It happens to almost every angler. You hook a trophy fish that has your drag screaming and your rod doubled over. The battle lasts several minutes, and you finally get a few looks at the fish, which you estimate to be one of your biggest ever.

And then, right as you or your fishing buddy tries to net the fish, your hook pops free, your line goes slack and your trophy catch becomes the one that got away.

Even worse, you’ve got the fish netted, but while trying to lift it, either the net breaks or you lose control of it as the fish makes one last ditch effort to remain free.

So how do you avoid this outcome? These tips will help:

* Have the drag on your reel set properly, which means not too loose and not too tight. Too tight, and the line will snap. Too loose, and the fish will run into dock pilings or other debris. 

* Headfirst. The most-important rule for the net man is that the fish’s head goes into the net first. Trying to swoop the fish into the net by the tail is a big mistake. Anything that touches the fish will result in a reaction as the fish tries to get away. Touching it in the hind end is going to give it an extra incentive to flee even harder, and unless you get extremely lucky, you’re going to push it away from behind with the net.

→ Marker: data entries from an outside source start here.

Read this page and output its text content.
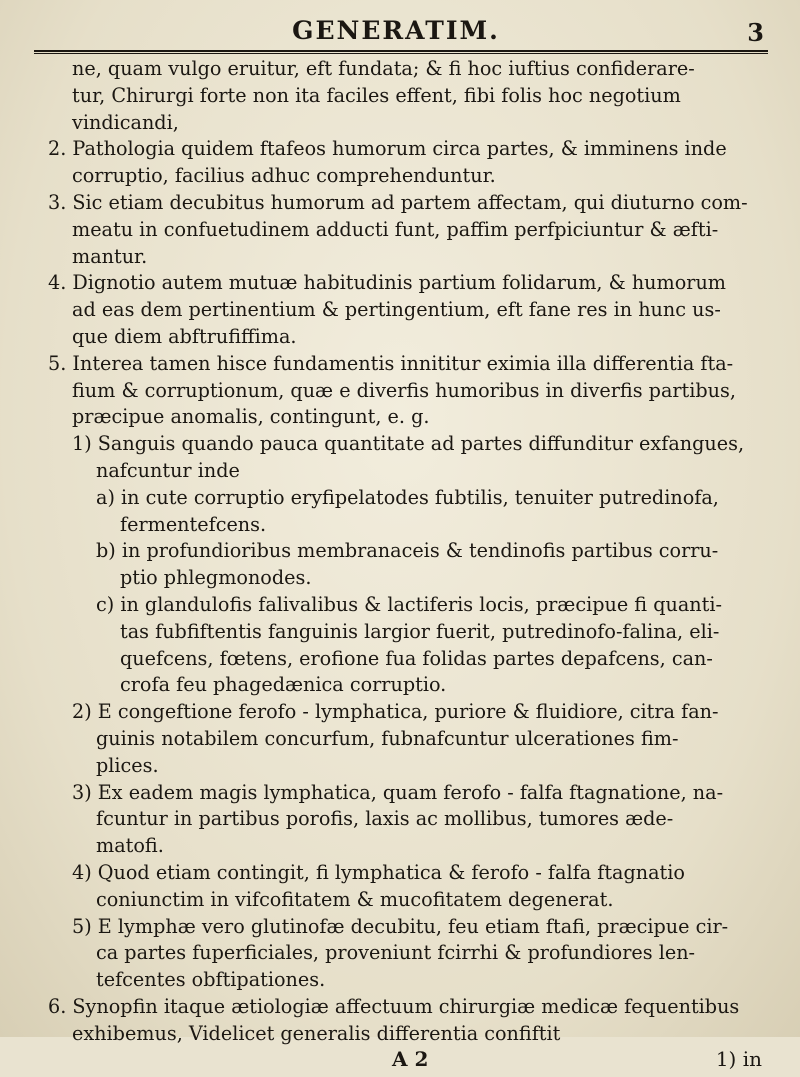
GENERATIM.	3
ne, quam vulgo eruitur, eft fundata; & fi hoc iuftius confiderare-
tur, Chirurgi forte non ita faciles effent, fibi folis hoc negotium
vindicandi,
2. Pathologia quidem ftafeos humorum circa partes, & imminens inde
corruptio, facilius adhuc comprehenduntur.
3. Sic etiam decubitus humorum ad partem affectam, qui diuturno com-
meatu in confuetudinem adducti funt, paffim perfpiciuntur & æfti-
mantur.
4. Dignotio autem mutuæ habitudinis partium folidarum, & humorum
ad eas dem pertinentium & pertingentium, eft fane res in hunc us-
que diem abftrufiffima.
5. Interea tamen hisce fundamentis innititur eximia illa differentia fta-
fium & corruptionum, quæ e diverfis humoribus in diverfis partibus,
præcipue anomalis, contingunt, e. g.
1) Sanguis quando pauca quantitate ad partes diffunditur exfangues,
nafcuntur inde
a) in cute corruptio eryfipelatodes fubtilis, tenuiter putredinofa,
fermentefcens.
b) in profundioribus membranaceis & tendinofis partibus corru-
ptio phlegmonodes.
c) in glandulofis falivalibus & lactiferis locis, præcipue fi quanti-
tas fubfiftentis fanguinis largior fuerit, putredinofo-falina, eli-
quefcens, fœtens, erofione fua folidas partes depafcens, can-
crofa feu phagedænica corruptio.
2) E congeftione ferofo - lymphatica, puriore & fluidiore, citra fan-
guinis notabilem concurfum, fubnafcuntur ulcerationes fim-
plices.
3) Ex eadem magis lymphatica, quam ferofo - falfa ftagnatione, na-
fcuntur in partibus porofis, laxis ac mollibus, tumores æde-
matofi.
4) Quod etiam contingit, fi lymphatica & ferofo - falfa ftagnatio
coniunctim in vifcofitatem & mucofitatem degenerat.
5) E lymphæ vero glutinofæ decubitu, feu etiam ftafi, præcipue cir-
ca partes fuperficiales, proveniunt fcirrhi & profundiores len-
tefcentes obftipationes.
6. Synopfin itaque ætiologiæ affectuum chirurgiæ medicæ fequentibus
exhibemus, Videlicet generalis differentia confiftit
A 2	1) in
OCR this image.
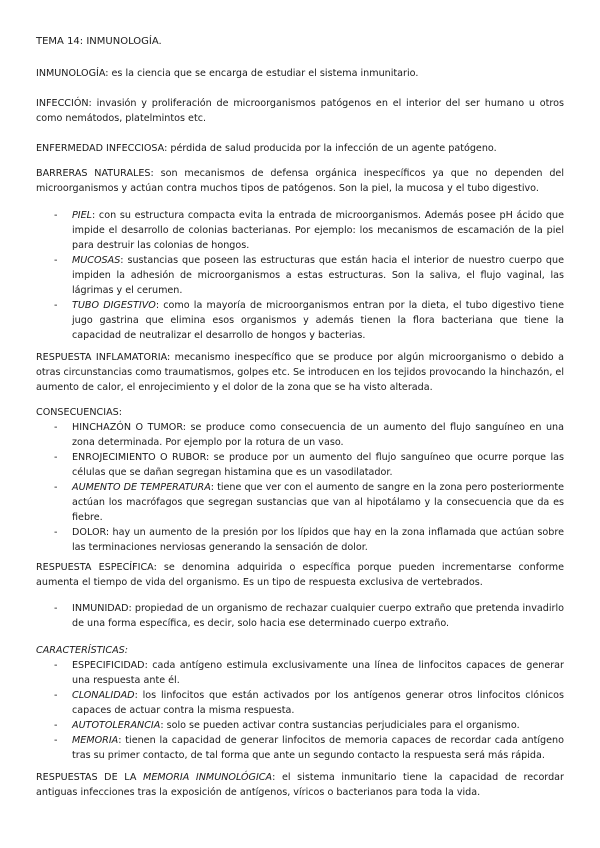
TEMA 14: INMUNOLOGÍA.

INMUNOLOGÍA: es la ciencia que se encarga de estudiar el sistema inmunitario.

INFECCIÓN: invasión y proliferación de microorganismos patógenos en el interior del ser humano u otros como nemátodos, platelmintos etc.

ENFERMEDAD INFECCIOSA: pérdida de salud producida por la infección de un agente patógeno.

BARRERAS NATURALES: son mecanismos de defensa orgánica inespecíficos ya que no dependen del microorganismos y actúan contra muchos tipos de patógenos. Son la piel, la mucosa y el tubo digestivo.

- PIEL: con su estructura compacta evita la entrada de microorganismos. Además posee pH ácido que impide el desarrollo de colonias bacterianas. Por ejemplo: los mecanismos de escamación de la piel para destruir las colonias de hongos.
- MUCOSAS: sustancias que poseen las estructuras que están hacia el interior de nuestro cuerpo que impiden la adhesión de microorganismos a estas estructuras. Son la saliva, el flujo vaginal, las lágrimas y el cerumen.
- TUBO DIGESTIVO: como la mayoría de microorganismos entran por la dieta, el tubo digestivo tiene jugo gastrina que elimina esos organismos y además tienen la flora bacteriana que tiene la capacidad de neutralizar el desarrollo de hongos y bacterias.

RESPUESTA INFLAMATORIA: mecanismo inespecífico que se produce por algún microorganismo o debido a otras circunstancias como traumatismos, golpes etc. Se introducen en los tejidos provocando la hinchazón, el aumento de calor, el enrojecimiento y el dolor de la zona que se ha visto alterada.

CONSECUENCIAS:
- HINCHAZÓN O TUMOR: se produce como consecuencia de un aumento del flujo sanguíneo en una zona determinada. Por ejemplo por la rotura de un vaso.
- ENROJECIMIENTO O RUBOR: se produce por un aumento del flujo sanguíneo que ocurre porque las células que se dañan segregan histamina que es un vasodilatador.
- AUMENTO DE TEMPERATURA: tiene que ver con el aumento de sangre en la zona pero posteriormente actúan los macrófagos que segregan sustancias que van al hipotálamo y la consecuencia que da es fiebre.
- DOLOR: hay un aumento de la presión por los lípidos que hay en la zona inflamada que actúan sobre las terminaciones nerviosas generando la sensación de dolor.

RESPUESTA ESPECÍFICA: se denomina adquirida o específica porque pueden incrementarse conforme aumenta el tiempo de vida del organismo. Es un tipo de respuesta exclusiva de vertebrados.

- INMUNIDAD: propiedad de un organismo de rechazar cualquier cuerpo extraño que pretenda invadirlo de una forma específica, es decir, solo hacia ese determinado cuerpo extraño.
CARACTERÍSTICAS:
- ESPECIFICIDAD: cada antígeno estimula exclusivamente una línea de linfocitos capaces de generar una respuesta ante él.
- CLONALIDAD: los linfocitos que están activados por los antígenos generar otros linfocitos clónicos capaces de actuar contra la misma respuesta.
- AUTOTOLERANCIA: solo se pueden activar contra sustancias perjudiciales para el organismo.
- MEMORIA: tienen la capacidad de generar linfocitos de memoria capaces de recordar cada antígeno tras su primer contacto, de tal forma que ante un segundo contacto la respuesta será más rápida.

RESPUESTAS DE LA MEMORIA INMUNOLÓGICA: el sistema inmunitario tiene la capacidad de recordar antiguas infecciones tras la exposición de antígenos, víricos o bacterianos para toda la vida.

Netting the fish headfirst gives the fish little room to maneuver. It’s not going to like the sight of it, but it’s only option is to swim straight into it, dive up or down, or turn to the left or right, which is far less effective than swimming directly away.

* Don’t swing the net. The best net men realize their role is much-less active than the angler’s. Ideally, the net man will dip the net into the water, hold it steady, then wait for the angler to guide the fish into it headfirst. Sweeping the net at the fish is bad, can push the fish away and often results in knocking the hook free.

* Don’t bring the fish in green. Most big fish have plenty of fight in them the first time they are close enough to net. Trying to net a fish that isn’t ready to give up almost never works out. Dip the net when the fish is in range, but don’t force the issue if the fish makes a run. Let the drag and the rod do the work to wear it down. It may take a few runs, but the fish will tire eventually. Just be patient and ready.

* Once the fish is netted, lift straight up, not out. When you’ve finally got your trophy in the net, all that’s left is getting it in the boat. Failing here is like getting tagged out at home on an inside-the-park homerun.

Many anglers attempt to lift the net with the handle parallel to the ground and swing their fish into the boat. That’s a bad move. This is a time you want to lift straight up, with the handle pointing to the sky. The fish goes deep into the net, which extends below the opening when lifting straight up. To get out now, the fish would have to jump up and to the side, a difficult task especially once it’s out of the water.

Now, you just keep lifting with the handle pointing straight up, grab the hoop of the net, and once it is above the side of the boat, bring the net and fish aboard.

A real drag

Some anglers use a fish scale to set their drag at 1/4 to 1/3 the breaking strength of their line. To do this, put your rod in a rod holder, tie the line to the scale, then pull the line with the scale until the drag allows line to slip from the reel. Adjust the drag until that happens at the proper percentage of your line’s rating.

If you’re using 15-pound test line, set the drag to slip at around 3 to 4 pounds. And when fighting a fish, don’t reel when the fish is pulling drag. Reel only when the fish stops running, or when it’s running directly toward you.